Even at such early stages of embryonic development, the cardiac precursor pools have been subdivided into two distinct sources of progenitors according to expression of different subsets of cardiac transcription factors. The first, designated as the first heart field, will form the primitive linear heart tube, which will give rise to the left ventricle and most of the atrial tissues. The second heart field, incorporated into the primitive embryonic heart at various stages of development, contributes to the right ventricle and outflow tract. The developing heart receives further contributions from the cardiac neural crest and the mesothelium. The cardiac neural crest is made of ectodermal cells arising outside the heart fields at the lateral borders of the neural plate and because of neural induction from the midline ectoderm. The cardiac neural crest migrates to the heart-forming region, where it contributes to septation of the outflow tract into the arterial and pulmonary vessels.
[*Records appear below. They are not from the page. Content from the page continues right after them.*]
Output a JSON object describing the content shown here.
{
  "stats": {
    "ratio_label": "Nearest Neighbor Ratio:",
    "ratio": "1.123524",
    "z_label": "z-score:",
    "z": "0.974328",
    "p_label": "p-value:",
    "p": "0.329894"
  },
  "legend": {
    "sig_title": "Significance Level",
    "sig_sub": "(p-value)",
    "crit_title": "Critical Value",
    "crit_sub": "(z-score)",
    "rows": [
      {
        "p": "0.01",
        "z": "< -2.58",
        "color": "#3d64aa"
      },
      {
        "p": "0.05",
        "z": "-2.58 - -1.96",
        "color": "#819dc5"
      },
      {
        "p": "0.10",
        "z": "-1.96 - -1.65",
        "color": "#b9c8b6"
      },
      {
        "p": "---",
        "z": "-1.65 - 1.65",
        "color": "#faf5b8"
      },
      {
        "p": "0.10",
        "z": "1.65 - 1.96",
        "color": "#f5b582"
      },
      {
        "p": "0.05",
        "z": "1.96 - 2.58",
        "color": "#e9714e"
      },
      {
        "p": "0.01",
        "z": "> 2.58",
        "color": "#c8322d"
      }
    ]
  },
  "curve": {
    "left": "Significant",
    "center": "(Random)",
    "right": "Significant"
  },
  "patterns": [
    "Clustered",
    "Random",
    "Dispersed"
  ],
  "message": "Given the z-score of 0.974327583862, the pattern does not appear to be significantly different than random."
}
The mesothelium is the embryonic cell source that gives rise to the epicardium, an epithelium that covers the surface of the heart and that plays a role in a number of processes, such as the development of the coronary system and the formation of the annulus fibrosis.
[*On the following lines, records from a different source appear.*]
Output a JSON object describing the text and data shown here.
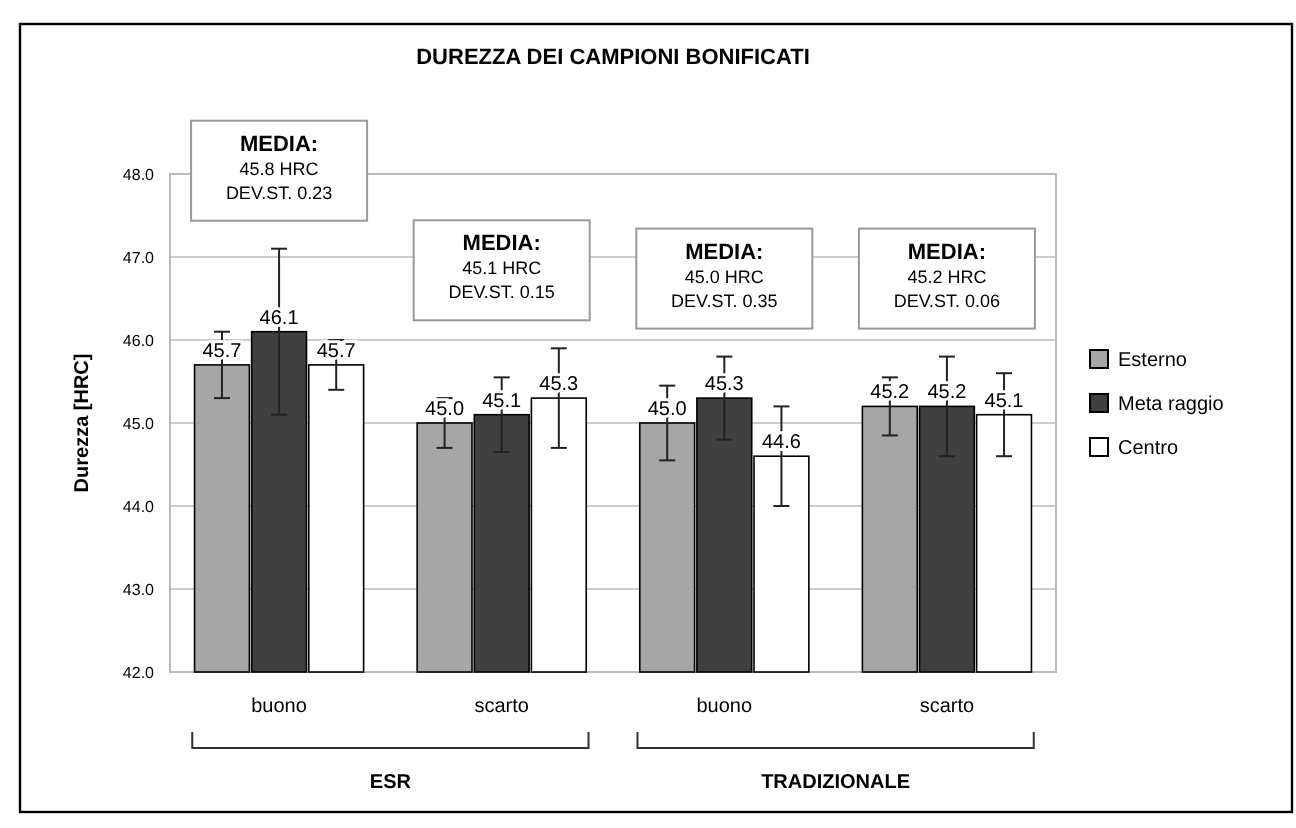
{
  "chart_data": {
    "type": "bar",
    "title": "DUREZZA DEI CAMPIONI BONIFICATI",
    "ylabel": "Durezza [HRC]",
    "categories": [
      "buono",
      "scarto",
      "buono",
      "scarto"
    ],
    "series": [
      {
        "name": "Esterno",
        "color": "#a6a6a6",
        "values": [
          45.7,
          45.0,
          45.0,
          45.2
        ],
        "errors": [
          0.4,
          0.3,
          0.45,
          0.35
        ],
        "value_labels": [
          "45.7",
          "45.0",
          "45.0",
          "45.2"
        ]
      },
      {
        "name": "Meta raggio",
        "color": "#404040",
        "values": [
          46.1,
          45.1,
          45.3,
          45.2
        ],
        "errors": [
          1.0,
          0.45,
          0.5,
          0.6
        ],
        "value_labels": [
          "46.1",
          "45.1",
          "45.3",
          "45.2"
        ]
      },
      {
        "name": "Centro",
        "color": "#ffffff",
        "values": [
          45.7,
          45.3,
          44.6,
          45.1
        ],
        "errors": [
          0.3,
          0.6,
          0.6,
          0.5
        ],
        "value_labels": [
          "45.7",
          "45.3",
          "44.6",
          "45.1"
        ]
      }
    ],
    "ylim": [
      42,
      48
    ],
    "yticks": [
      {
        "value": 42,
        "label": "42.0"
      },
      {
        "value": 43,
        "label": "43.0"
      },
      {
        "value": 44,
        "label": "44.0"
      },
      {
        "value": 45,
        "label": "45.0"
      },
      {
        "value": 46,
        "label": "46.0"
      },
      {
        "value": 47,
        "label": "47.0"
      },
      {
        "value": 48,
        "label": "48.0"
      }
    ],
    "grid": "y",
    "legend": "right",
    "annotations": [
      "ESR",
      "TRADIZIONALE",
      "MEDIA:\n45.8 HRC\nDEV.ST. 0.23",
      "MEDIA:\n45.1 HRC\nDEV.ST. 0.15",
      "MEDIA:\n45.0 HRC\nDEV.ST. 0.35",
      "MEDIA:\n45.2 HRC\nDEV.ST. 0.06"
    ]
  }
}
Formation of the Primitive Linear Heart Tube

Even before gastrulation has completed, the internalized bilateral cardiac precursor pools continue to migrate in response to signaling cues from neighboring tissues. Remaining as cohesive epithelia, the heart fields move anteriorly and ventrally between 15 and 20 days of development, fusing at the embryonic midline to form the transient cardiac crescent ( Fig. 1.1 ). Proper midline fusion of the bilateral cardiac primordia is essential for development of the heart. Several cardiac transcription factors are required for this process, and loss of function of any one of them causes extensive defects in further morphogenesis, including cardia bifida in severe cases.
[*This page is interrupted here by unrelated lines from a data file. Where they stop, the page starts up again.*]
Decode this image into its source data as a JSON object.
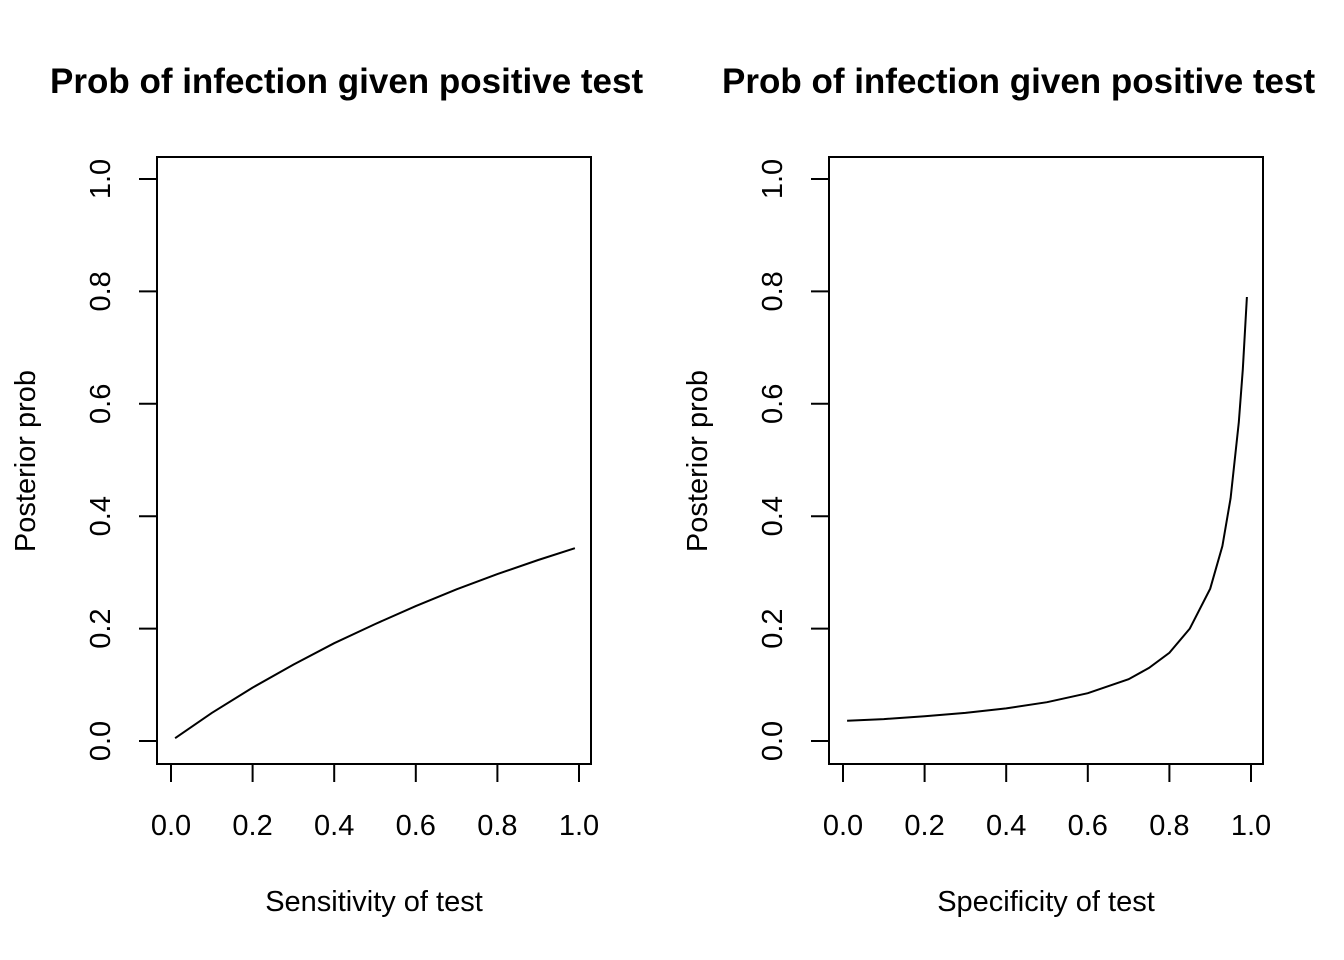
{
  "chart_data": [
    {
      "type": "line",
      "title": "Prob of infection given positive test",
      "xlabel": "Sensitivity of test",
      "ylabel": "Posterior prob",
      "xlim": [
        0,
        1
      ],
      "ylim": [
        0,
        1
      ],
      "xticks": [
        "0.0",
        "0.2",
        "0.4",
        "0.6",
        "0.8",
        "1.0"
      ],
      "yticks": [
        "0.0",
        "0.2",
        "0.4",
        "0.6",
        "0.8",
        "1.0"
      ],
      "grid": false,
      "series": [
        {
          "x": [
            0.01,
            0.1,
            0.2,
            0.3,
            0.4,
            0.5,
            0.6,
            0.7,
            0.8,
            0.9,
            0.99
          ],
          "y": [
            0.005,
            0.05,
            0.095,
            0.136,
            0.174,
            0.208,
            0.24,
            0.27,
            0.297,
            0.322,
            0.343
          ]
        }
      ]
    },
    {
      "type": "line",
      "title": "Prob of infection given positive test",
      "xlabel": "Specificity of test",
      "ylabel": "Posterior prob",
      "xlim": [
        0,
        1
      ],
      "ylim": [
        0,
        1
      ],
      "xticks": [
        "0.0",
        "0.2",
        "0.4",
        "0.6",
        "0.8",
        "1.0"
      ],
      "yticks": [
        "0.0",
        "0.2",
        "0.4",
        "0.6",
        "0.8",
        "1.0"
      ],
      "grid": false,
      "series": [
        {
          "x": [
            0.01,
            0.1,
            0.2,
            0.3,
            0.4,
            0.5,
            0.6,
            0.7,
            0.75,
            0.8,
            0.85,
            0.9,
            0.93,
            0.95,
            0.97,
            0.98,
            0.99
          ],
          "y": [
            0.036,
            0.039,
            0.044,
            0.05,
            0.058,
            0.069,
            0.085,
            0.11,
            0.13,
            0.157,
            0.2,
            0.271,
            0.347,
            0.432,
            0.567,
            0.661,
            0.79
          ]
        }
      ]
    }
  ]
}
FIG 1.1, Formation of the heart tube.

Newly united as the cardiac crescent, the multipotent cardiac progenitors coalesce further to form a linear tube by 3 weeks of development, segregating into the future endocardial lining and myocardial walls ( Fig. 1.2 ). The linear heart tube consists exclusively of differentiated first heart field cells; the second heart field persists as a mesenchymal population, which is a loose association of rapidly dividing precursor cells adjacent to the heart tube. Although no specialized electrical conduction system has yet arisen, the myocardium of the linear heart tube already exhibits autonomous contractions. Compared with those of a mature heart, these contractions are slow and weak, driven only by the intrinsic depolarizing activity and conductivity of the still-maturing cardiomyocytes. Once the conduction system develops and connects to the mature working myocardium, it will serve as an extrinsic regulator of the electrical impulses within the myocardium. Sufficient contractile force will, in turn, allow the heart to beat at the strength required to circulate blood throughout the body.

FIG 1.2, Formation of the heart tube ( continued ).